Juntando-se às unidades leais ao antigo presidente Ali Abdallah Saleh, tomaram o controlo da sede do governo na capital, Saná, a 21 de setembro, e do porto de Hodeida, no Mar Vermelho, a oeste.
Em janeiro de 2015, apoderaram-se do palácio presidencial. O Presidente Abd Rabbo Mansour Hadi fugiu para Aden (sul).
Coligação militar
Em 26 de março de 2015, uma coligação liderada pela Arábia Saudita e incluindo os Emirados Árabes Unidos lançou uma operação aérea para bloquear o avanço dos rebeldes. Washington forneceu apoio logístico e de informação.
O Presidente Hadi refugiou-se na Arábia Saudita enquanto os rebeldes se aproximavam de Aden.
Em julho, o governo anunciou a "libertação" da província de Aden, o seu primeiro êxito. A cidade de Aden tornou-se a capital "provisória" do executivo.
Arábia visada
Em 14 de setembro de 2019, os rebeldes reivindicaram a responsabilidade por ataques a duas instalações do gigante petrolífero Aramco na Arábia Saudita, o maior exportador mundial de petróleo bruto.
Os hutis intensificaram os seus ataques com 'drones' e mísseis. Em março de 2021, as instalações petrolíferas sauditas foram alvo de dois grandes ataques.
Seis meses de tréguas
Em 17 de janeiro de 2022, os hutis atacaram instalações em Abu Dhabi. O ataque matou três pessoas.
Em 25 de janeiro, realizam novos ataques na Arábia Saudita, provocando um incêndio de grandes proporções numa instalação petrolífera em Jeddah.
Uma trégua mediada pela ONU entrou em vigor em abril de 2022. O acordo expirou seis meses mais tarde sem ser oficialmente renovado, mas o cessar-fogo continua de facto em vigor.
Aproximação Irão/Arábia
Em 10 de março de 2023, a Arábia Saudita e o Irão surpreendem o mundo ao anunciarem o restabelecimento de relações diplomáticas, uma aproximação que favorece a paz no Iémen após oito anos de guerra.
O Governo e os rebeldes, reunidos na Suíça, acordaram, a 20 de março, a troca de cerca de 900 prisioneiros.
Riade, que procurava sair do conflito, iniciou negociações com os hutis.

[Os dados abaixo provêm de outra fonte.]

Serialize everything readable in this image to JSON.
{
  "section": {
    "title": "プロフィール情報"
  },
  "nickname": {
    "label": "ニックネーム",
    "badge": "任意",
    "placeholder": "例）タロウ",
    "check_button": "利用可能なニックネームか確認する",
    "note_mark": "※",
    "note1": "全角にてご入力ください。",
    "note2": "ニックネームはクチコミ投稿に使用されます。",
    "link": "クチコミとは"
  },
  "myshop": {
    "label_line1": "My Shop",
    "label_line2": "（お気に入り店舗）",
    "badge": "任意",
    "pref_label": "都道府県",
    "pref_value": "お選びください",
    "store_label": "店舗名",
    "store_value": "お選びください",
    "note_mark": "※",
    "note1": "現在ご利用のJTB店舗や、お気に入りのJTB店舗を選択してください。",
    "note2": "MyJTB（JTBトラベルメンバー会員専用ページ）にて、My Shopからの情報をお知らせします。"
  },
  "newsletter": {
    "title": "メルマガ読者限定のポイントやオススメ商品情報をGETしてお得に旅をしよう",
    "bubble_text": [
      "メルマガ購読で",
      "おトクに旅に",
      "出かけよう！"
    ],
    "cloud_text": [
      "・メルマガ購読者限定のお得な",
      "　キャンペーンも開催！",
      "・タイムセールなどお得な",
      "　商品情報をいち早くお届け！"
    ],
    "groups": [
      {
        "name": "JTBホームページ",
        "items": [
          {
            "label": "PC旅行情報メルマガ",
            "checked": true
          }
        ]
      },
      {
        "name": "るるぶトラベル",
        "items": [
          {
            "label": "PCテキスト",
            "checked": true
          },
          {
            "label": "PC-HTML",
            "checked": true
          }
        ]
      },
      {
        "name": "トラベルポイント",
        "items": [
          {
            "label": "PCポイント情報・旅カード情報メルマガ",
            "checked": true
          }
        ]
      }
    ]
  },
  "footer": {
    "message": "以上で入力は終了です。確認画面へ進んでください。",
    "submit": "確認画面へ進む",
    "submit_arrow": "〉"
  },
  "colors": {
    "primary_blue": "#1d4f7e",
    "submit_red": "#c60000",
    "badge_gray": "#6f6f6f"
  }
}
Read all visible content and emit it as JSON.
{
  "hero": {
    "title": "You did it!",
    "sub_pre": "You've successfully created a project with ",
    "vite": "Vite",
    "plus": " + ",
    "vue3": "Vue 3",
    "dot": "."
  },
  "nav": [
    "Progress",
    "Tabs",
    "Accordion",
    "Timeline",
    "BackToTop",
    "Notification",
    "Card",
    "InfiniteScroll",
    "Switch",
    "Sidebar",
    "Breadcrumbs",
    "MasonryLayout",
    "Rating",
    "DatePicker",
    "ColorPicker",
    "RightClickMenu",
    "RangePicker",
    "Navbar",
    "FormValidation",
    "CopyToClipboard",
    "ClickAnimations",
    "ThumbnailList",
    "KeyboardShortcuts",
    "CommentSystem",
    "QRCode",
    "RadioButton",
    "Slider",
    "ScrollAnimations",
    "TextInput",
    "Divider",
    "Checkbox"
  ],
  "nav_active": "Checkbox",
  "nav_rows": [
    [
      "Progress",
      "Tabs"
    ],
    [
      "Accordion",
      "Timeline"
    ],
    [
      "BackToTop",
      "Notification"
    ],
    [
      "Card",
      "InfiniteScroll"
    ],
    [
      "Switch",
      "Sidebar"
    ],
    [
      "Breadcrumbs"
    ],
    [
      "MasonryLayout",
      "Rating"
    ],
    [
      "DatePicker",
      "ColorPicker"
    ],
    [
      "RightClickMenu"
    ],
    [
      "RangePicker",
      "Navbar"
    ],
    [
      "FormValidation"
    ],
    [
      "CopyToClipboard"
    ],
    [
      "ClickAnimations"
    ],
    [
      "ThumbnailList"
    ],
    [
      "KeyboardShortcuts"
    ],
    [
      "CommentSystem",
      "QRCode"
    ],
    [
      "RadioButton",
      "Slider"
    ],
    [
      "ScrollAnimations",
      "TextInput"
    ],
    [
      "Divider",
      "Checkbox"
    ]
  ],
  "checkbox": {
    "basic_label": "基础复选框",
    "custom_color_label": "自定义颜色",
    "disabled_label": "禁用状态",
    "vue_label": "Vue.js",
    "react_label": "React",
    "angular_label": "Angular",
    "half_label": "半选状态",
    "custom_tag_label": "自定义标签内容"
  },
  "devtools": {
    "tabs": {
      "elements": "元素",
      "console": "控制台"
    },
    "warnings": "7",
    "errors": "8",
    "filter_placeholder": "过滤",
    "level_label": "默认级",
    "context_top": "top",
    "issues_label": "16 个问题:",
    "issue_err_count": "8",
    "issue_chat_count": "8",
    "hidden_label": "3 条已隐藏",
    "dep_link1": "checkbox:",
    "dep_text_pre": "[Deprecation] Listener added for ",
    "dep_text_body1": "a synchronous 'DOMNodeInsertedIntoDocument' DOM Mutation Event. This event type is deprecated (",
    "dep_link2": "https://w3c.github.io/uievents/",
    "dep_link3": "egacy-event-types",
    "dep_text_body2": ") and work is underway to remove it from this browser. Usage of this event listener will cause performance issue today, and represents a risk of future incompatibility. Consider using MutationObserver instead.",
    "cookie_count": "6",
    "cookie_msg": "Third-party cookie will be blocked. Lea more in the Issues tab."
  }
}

Em dezembro, as Nações Unidas anunciaram um acordo entre os beligerantes sobre "o reinício de um processo político inclusivo".
Ataques no Mar Vermelho
Pouco mais de um mês após o início da guerra entre Israel e o movimento islamita palestiniano Hamas em Gaza, os hutis - que fazem parte do chamado "eixo de resistência" a Israel liderado pelo regime de Teerão - lançaram os seus primeiros ataques com mísseis e 'drones' contra Israel em novembro de 2023.
No Mar Vermelho, começaram a atacar navios que acreditavam estar ligados a Israel.
Em 18 de dezembro, Washington criou uma coligação naval para fazer face a estes ataques e, a partir de janeiro de 2024, começou a atacar as instalações dos rebeldes, por vezes com a ajuda do Reino Unido.
Em 19 de julho, um 'drone' lançado pelos hutis atingiu Telavive e fez uma vítima mortal. Israel retaliou atacando o porto de Hodeida, matando nove pessoas e provocando um enorme incêndio.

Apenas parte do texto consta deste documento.